Bien peu d'athlètes de haut niveau ont connu une vie aussi mouvementée que Mervin Tran, le patineur artistique montréalais qui avait enlevé la médaille de bronze des derniers Mondiaux en couple, mais qui ne sera pas à London cette semaine.

L'histoire de Tran passe par le Viêtnam, le Cambodge, la Saskatchewan et Saint-Léonard, avec un grand détour par le Japon, mais il rêve maintenant de représenter un jour le Canada aux Jeux olympiques.

«Mes parents étaient des réfugiés et je suis né à Regina, a expliqué Tran, la première fois que nous l'avons rencontré. Ce sont Bruno Marcotte et Richard Gauthier [ses entraîneurs au CPA Saint-Léonard] qui m'ont contacté pour me proposer de patiner avec une jeune Japonaise qui s'entraînait avec eux, Narumi Takahashi.
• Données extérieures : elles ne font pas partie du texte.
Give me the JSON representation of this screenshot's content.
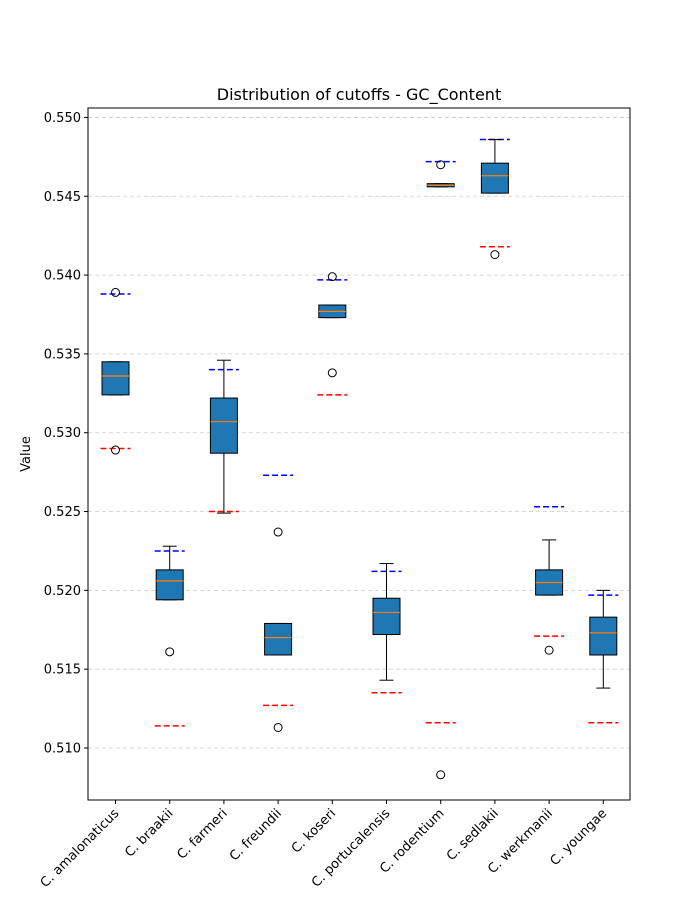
{
  "chart_data": {
    "type": "boxplot",
    "title": "Distribution of cutoffs - GC_Content",
    "xlabel": "",
    "ylabel": "Value",
    "ylim": [
      0.5067,
      0.5506
    ],
    "yticks": [
      "0.510",
      "0.515",
      "0.520",
      "0.525",
      "0.530",
      "0.535",
      "0.540",
      "0.545",
      "0.550"
    ],
    "grid": "horizontal dashed",
    "colors": {
      "box_fill": "#1f77b4",
      "median": "#ff7f0e",
      "upper_cutoff": "#0000ff",
      "lower_cutoff": "#ff0000",
      "grid": "#cccccc"
    },
    "categories": [
      "C. amalonaticus",
      "C. braakii",
      "C. farmeri",
      "C. freundii",
      "C. koseri",
      "C. portucalensis",
      "C. rodentium",
      "C. sedlakii",
      "C. werkmanii",
      "C. youngae"
    ],
    "boxes": [
      {
        "q1": 0.5324,
        "median": 0.5336,
        "q3": 0.5345,
        "whisker_low": 0.5324,
        "whisker_high": 0.5345,
        "outliers": [
          0.5389,
          0.5289
        ],
        "upper_cutoff": 0.5388,
        "lower_cutoff": 0.529
      },
      {
        "q1": 0.5194,
        "median": 0.5206,
        "q3": 0.5213,
        "whisker_low": 0.5194,
        "whisker_high": 0.5228,
        "outliers": [
          0.5161
        ],
        "upper_cutoff": 0.5225,
        "lower_cutoff": 0.5114
      },
      {
        "q1": 0.5287,
        "median": 0.5307,
        "q3": 0.5322,
        "whisker_low": 0.5249,
        "whisker_high": 0.5346,
        "outliers": [],
        "upper_cutoff": 0.534,
        "lower_cutoff": 0.525
      },
      {
        "q1": 0.5159,
        "median": 0.517,
        "q3": 0.5179,
        "whisker_low": 0.5159,
        "whisker_high": 0.5179,
        "outliers": [
          0.5237,
          0.5113
        ],
        "upper_cutoff": 0.5273,
        "lower_cutoff": 0.5127
      },
      {
        "q1": 0.5373,
        "median": 0.5377,
        "q3": 0.5381,
        "whisker_low": 0.5373,
        "whisker_high": 0.5381,
        "outliers": [
          0.5399,
          0.5338
        ],
        "upper_cutoff": 0.5397,
        "lower_cutoff": 0.5324
      },
      {
        "q1": 0.5172,
        "median": 0.5186,
        "q3": 0.5195,
        "whisker_low": 0.5143,
        "whisker_high": 0.5217,
        "outliers": [],
        "upper_cutoff": 0.5212,
        "lower_cutoff": 0.5135
      },
      {
        "q1": 0.5456,
        "median": 0.5457,
        "q3": 0.5458,
        "whisker_low": 0.5456,
        "whisker_high": 0.5458,
        "outliers": [
          0.547,
          0.5083
        ],
        "upper_cutoff": 0.5472,
        "lower_cutoff": 0.5116
      },
      {
        "q1": 0.5452,
        "median": 0.5463,
        "q3": 0.5471,
        "whisker_low": 0.5452,
        "whisker_high": 0.5486,
        "outliers": [
          0.5413
        ],
        "upper_cutoff": 0.5486,
        "lower_cutoff": 0.5418
      },
      {
        "q1": 0.5197,
        "median": 0.5205,
        "q3": 0.5213,
        "whisker_low": 0.5197,
        "whisker_high": 0.5232,
        "outliers": [
          0.5162
        ],
        "upper_cutoff": 0.5253,
        "lower_cutoff": 0.5171
      },
      {
        "q1": 0.5159,
        "median": 0.5173,
        "q3": 0.5183,
        "whisker_low": 0.5138,
        "whisker_high": 0.52,
        "outliers": [],
        "upper_cutoff": 0.5197,
        "lower_cutoff": 0.5116
      }
    ]
  }
}
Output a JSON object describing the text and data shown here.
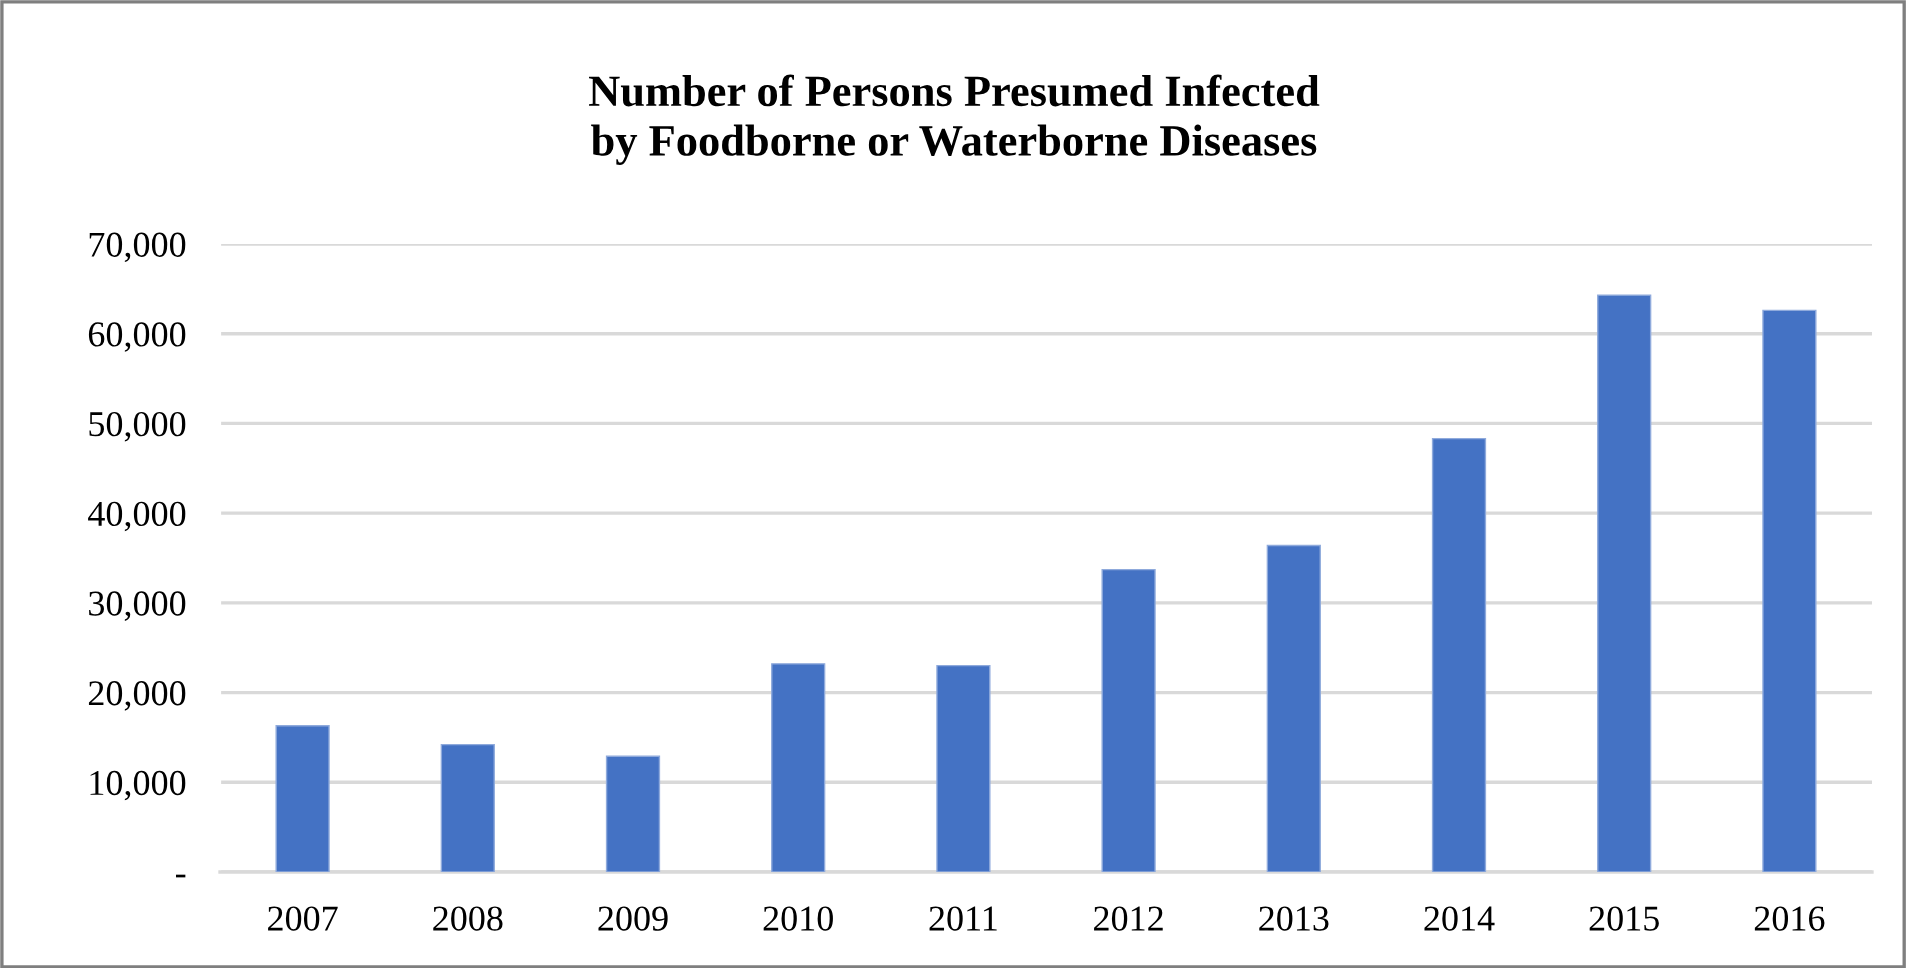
{
  "chart_data": {
    "type": "bar",
    "title": "Number of Persons Presumed Infected\nby Foodborne or Waterborne Diseases",
    "categories": [
      "2007",
      "2008",
      "2009",
      "2010",
      "2011",
      "2012",
      "2013",
      "2014",
      "2015",
      "2016"
    ],
    "values": [
      16300,
      14200,
      12900,
      23200,
      23000,
      33700,
      36400,
      48300,
      64300,
      62600
    ],
    "color": "#4472c4",
    "ylim": [
      0,
      70000
    ],
    "yticks": [
      {
        "value": 0,
        "label": "-"
      },
      {
        "value": 10000,
        "label": "10,000"
      },
      {
        "value": 20000,
        "label": "20,000"
      },
      {
        "value": 30000,
        "label": "30,000"
      },
      {
        "value": 40000,
        "label": "40,000"
      },
      {
        "value": 50000,
        "label": "50,000"
      },
      {
        "value": 60000,
        "label": "60,000"
      },
      {
        "value": 70000,
        "label": "70,000"
      }
    ],
    "grid": "y",
    "legend": false
  }
}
Ils pensaient que ça ferait un bon match, en raison de mes origines asiatiques...»

Le «match» a effectivement été parfait pendant près de cinq ans. Pris en charge par la Fédération japonaise mais vivant à Montréal, le couple a rapidement progressé et s'est invité sur la troisième marche du podium, le printemps dernier, aux Mondiaux de Nice, en France.

Tran se voyait poursuivre l'aventure jusqu'aux Jeux de Sotchi, au point même de renoncer à sa citoyenneté canadienne pour prendre la japonaise, une condition essentielle pour représenter un pays aux Jeux. Il n'aura pas à le faire.
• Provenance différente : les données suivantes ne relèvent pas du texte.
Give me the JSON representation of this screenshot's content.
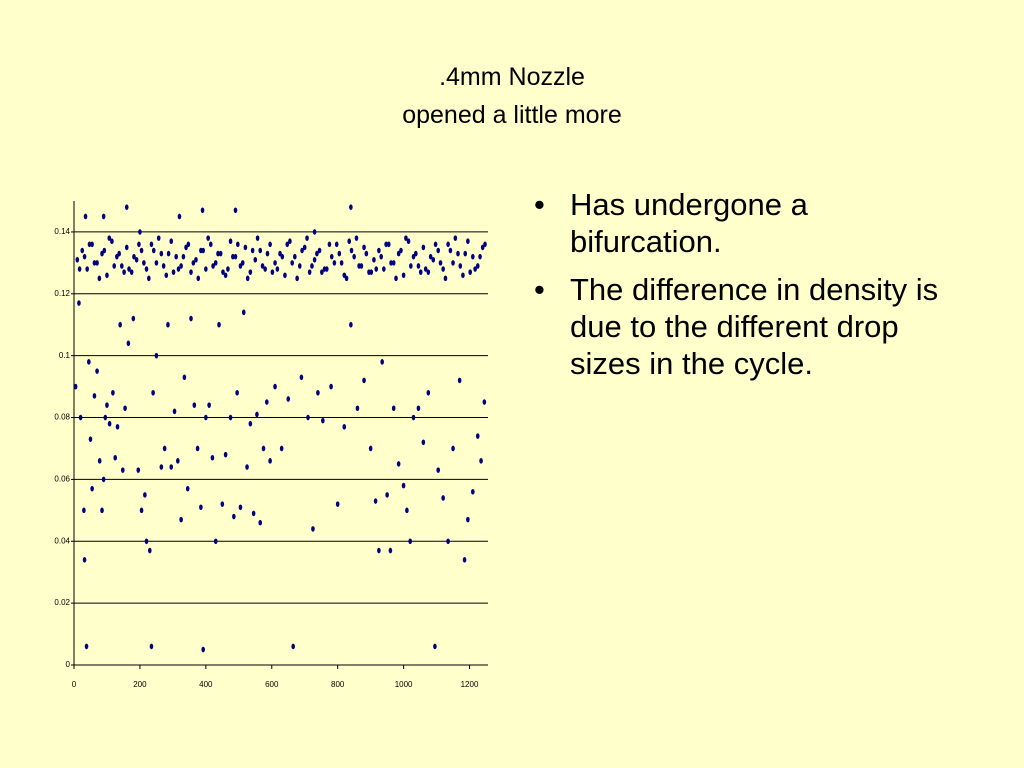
{
  "chart_data": {
    "type": "scatter",
    "title": ".4mm Nozzle",
    "subtitle": "opened a little more",
    "xlim": [
      0,
      1250
    ],
    "xticks": [
      0,
      200,
      400,
      600,
      800,
      1000,
      1200
    ],
    "ylim": [
      0,
      0.15
    ],
    "yticks": [
      0,
      0.02,
      0.04,
      0.06,
      0.08,
      0.1,
      0.12,
      0.14
    ],
    "grid": true,
    "series": [
      {
        "color": "#000080",
        "x": [
          10,
          25,
          40,
          55,
          70,
          85,
          100,
          115,
          130,
          145,
          160,
          175,
          190,
          205,
          220,
          235,
          250,
          265,
          280,
          295,
          310,
          325,
          340,
          355,
          370,
          385,
          400,
          415,
          430,
          445,
          460,
          475,
          490,
          505,
          520,
          535,
          550,
          565,
          580,
          595,
          610,
          625,
          640,
          655,
          670,
          685,
          700,
          715,
          730,
          745,
          760,
          775,
          790,
          805,
          820,
          835,
          850,
          865,
          880,
          895,
          910,
          925,
          940,
          955,
          970,
          985,
          1000,
          1015,
          1030,
          1045,
          1060,
          1075,
          1090,
          1105,
          1120,
          1135,
          1150,
          1165,
          1180,
          1195,
          1210,
          1225,
          1240,
          17,
          32,
          47,
          62,
          77,
          92,
          107,
          122,
          137,
          152,
          167,
          182,
          197,
          212,
          227,
          242,
          257,
          272,
          287,
          302,
          317,
          332,
          347,
          362,
          377,
          392,
          407,
          422,
          437,
          452,
          467,
          482,
          497,
          512,
          527,
          542,
          557,
          572,
          587,
          602,
          617,
          632,
          647,
          662,
          677,
          692,
          707,
          722,
          737,
          752,
          767,
          782,
          797,
          812,
          827,
          842,
          857,
          872,
          887,
          902,
          917,
          932,
          947,
          962,
          977,
          992,
          1007,
          1022,
          1037,
          1052,
          1067,
          1082,
          1097,
          1112,
          1127,
          1142,
          1157,
          1172,
          1187,
          1202,
          1217,
          1232,
          1247,
          5,
          15,
          20,
          30,
          32,
          38,
          45,
          50,
          55,
          62,
          70,
          78,
          85,
          90,
          95,
          100,
          108,
          118,
          125,
          132,
          140,
          148,
          155,
          165,
          180,
          195,
          205,
          215,
          220,
          230,
          235,
          240,
          250,
          265,
          275,
          285,
          295,
          305,
          315,
          325,
          335,
          345,
          355,
          365,
          375,
          385,
          392,
          400,
          410,
          420,
          430,
          440,
          450,
          460,
          475,
          485,
          495,
          505,
          515,
          525,
          535,
          545,
          555,
          565,
          575,
          585,
          595,
          610,
          630,
          650,
          665,
          690,
          710,
          725,
          740,
          755,
          780,
          800,
          820,
          840,
          860,
          880,
          900,
          915,
          925,
          935,
          950,
          960,
          970,
          985,
          1000,
          1010,
          1020,
          1030,
          1045,
          1060,
          1075,
          1095,
          1105,
          1120,
          1135,
          1150,
          1170,
          1185,
          1195,
          1210,
          1225,
          1235,
          1245,
          35,
          90,
          160,
          320,
          390,
          490,
          840,
          200,
          730
        ],
        "values": [
          0.131,
          0.134,
          0.128,
          0.136,
          0.13,
          0.133,
          0.126,
          0.137,
          0.132,
          0.129,
          0.135,
          0.127,
          0.131,
          0.134,
          0.128,
          0.136,
          0.13,
          0.133,
          0.126,
          0.137,
          0.132,
          0.129,
          0.135,
          0.127,
          0.131,
          0.134,
          0.128,
          0.136,
          0.13,
          0.133,
          0.126,
          0.137,
          0.132,
          0.129,
          0.135,
          0.127,
          0.131,
          0.134,
          0.128,
          0.136,
          0.13,
          0.133,
          0.126,
          0.137,
          0.132,
          0.129,
          0.135,
          0.127,
          0.131,
          0.134,
          0.128,
          0.136,
          0.13,
          0.133,
          0.126,
          0.137,
          0.132,
          0.129,
          0.135,
          0.127,
          0.131,
          0.134,
          0.128,
          0.136,
          0.13,
          0.133,
          0.126,
          0.137,
          0.132,
          0.129,
          0.135,
          0.127,
          0.131,
          0.134,
          0.128,
          0.136,
          0.13,
          0.133,
          0.126,
          0.137,
          0.132,
          0.129,
          0.135,
          0.128,
          0.132,
          0.136,
          0.13,
          0.125,
          0.134,
          0.138,
          0.129,
          0.133,
          0.127,
          0.128,
          0.132,
          0.136,
          0.13,
          0.125,
          0.134,
          0.138,
          0.129,
          0.133,
          0.127,
          0.128,
          0.132,
          0.136,
          0.13,
          0.125,
          0.134,
          0.138,
          0.129,
          0.133,
          0.127,
          0.128,
          0.132,
          0.136,
          0.13,
          0.125,
          0.134,
          0.138,
          0.129,
          0.133,
          0.127,
          0.128,
          0.132,
          0.136,
          0.13,
          0.125,
          0.134,
          0.138,
          0.129,
          0.133,
          0.127,
          0.128,
          0.132,
          0.136,
          0.13,
          0.125,
          0.134,
          0.138,
          0.129,
          0.133,
          0.127,
          0.128,
          0.132,
          0.136,
          0.13,
          0.125,
          0.134,
          0.138,
          0.129,
          0.133,
          0.127,
          0.128,
          0.132,
          0.136,
          0.13,
          0.125,
          0.134,
          0.138,
          0.129,
          0.133,
          0.127,
          0.128,
          0.132,
          0.136,
          0.09,
          0.117,
          0.08,
          0.05,
          0.034,
          0.006,
          0.098,
          0.073,
          0.057,
          0.087,
          0.095,
          0.066,
          0.05,
          0.06,
          0.08,
          0.084,
          0.078,
          0.088,
          0.067,
          0.077,
          0.11,
          0.063,
          0.083,
          0.104,
          0.112,
          0.063,
          0.05,
          0.055,
          0.04,
          0.037,
          0.006,
          0.088,
          0.1,
          0.064,
          0.07,
          0.11,
          0.064,
          0.082,
          0.066,
          0.047,
          0.093,
          0.057,
          0.112,
          0.084,
          0.07,
          0.051,
          0.005,
          0.08,
          0.084,
          0.067,
          0.04,
          0.11,
          0.052,
          0.068,
          0.08,
          0.048,
          0.088,
          0.051,
          0.114,
          0.064,
          0.078,
          0.049,
          0.081,
          0.046,
          0.07,
          0.085,
          0.066,
          0.09,
          0.07,
          0.086,
          0.006,
          0.093,
          0.08,
          0.044,
          0.088,
          0.079,
          0.09,
          0.052,
          0.077,
          0.11,
          0.083,
          0.092,
          0.07,
          0.053,
          0.037,
          0.098,
          0.055,
          0.037,
          0.083,
          0.065,
          0.058,
          0.05,
          0.04,
          0.08,
          0.083,
          0.072,
          0.088,
          0.006,
          0.063,
          0.054,
          0.04,
          0.07,
          0.092,
          0.034,
          0.047,
          0.056,
          0.074,
          0.066,
          0.085,
          0.145,
          0.145,
          0.148,
          0.145,
          0.147,
          0.147,
          0.148,
          0.14,
          0.14
        ]
      }
    ]
  },
  "bullets": [
    "Has undergone a bifurcation.",
    "The difference in density is due to the different drop sizes in the cycle."
  ]
}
Après une série de blessures à une épaule, Takahashi a dû renoncer à la dernière saison pour subir une intervention chirurgicale. Rentrée au Japon, elle a longuement réfléchi à son avenir et a finalement avisé Trann en décembre dernier qu'elle souhaitait mettre fin à leur collaboration.

«C'était sa décision, pas la mienne, a expliqué le patineur la semaine dernière à Saint-Léonard. La Fédération japonaise m'a toujours soutenu, et j'étais prêt à signer les papiers pour devenir Japonais. Mais les règles sont strictes et, comme je ne parle pas la langue et que nous nous entraînons à Montréal, le dossier était compliqué.»

Repartir à zéro

Fidèle à son parcours, Tran est vite retombé sur ses patins. Avec Gauthier et Marcotte, il a étudié la liste des candidates susceptibles de patiner avec lui et il a vite arrêté son choix sur Natasha Purich, une Albertaine de 17 ans, deuxième des nationaux juniors avec Sebastian Arcieri.

«Je ne suis pas le plus grand des patineurs [1,75 m], et Narumi était vraiment menue, a rappelé Tran. Mais Natasha est encore plus petite [1,49 m] et elle a déjà une belle expérience sur la scène internationale. Nous n'en sommes encore qu'au tout début de notre collaboration, mais je crois que nous avons le potentiel pour aller loin.

«Je n'ai pu patiner en compétition cette année, mais j'en ai profité pour reprendre mes études en génie mécanique [à McGill] et pour travailler en gymnase. Je suis maintenant plus fort, plus solide pour porter ma partenaire. Et je n'ai encore que 22 ans et je me vois très bien patiner encore en 2018 ou même 2022.»

Richard Gauthier, qui a été l'entraîneur de David Pelletier et Jamie Salé, entre autres champions, croit lui aussi que ses deux patineurs pourraient surprendre. «C'est dommage pour Mervin qu'il n'ait pu continuer avec Narumi, mais je crois qu'il pourrait éventuellement aller encore plus loin avec Natasha.

«Le Canada pourrait avoir trois places en paires aux Jeux de Sotchi. Les deux premiers couples des nationaux - Meagan Duhamel-Eric Radford [qui s'entraînent aussi à Saint-Léonard] et Kirsten Moore-Towers-Dylan Moscovitch - sont excellents, mais la troisième place est à prendre...»

Tran avoue que le défi est de taille. «Il faut habituellement plusieurs saisons avant qu'un duo soit vraiment à l'aise sur la glace, et nous n'aurons que quelques mois, Natasha et moi, pour développer notre complicité, explique-t-il. Je suis prêt à y mettre le temps et les efforts nécessaires, et je sais que Natasha l'est aussi.»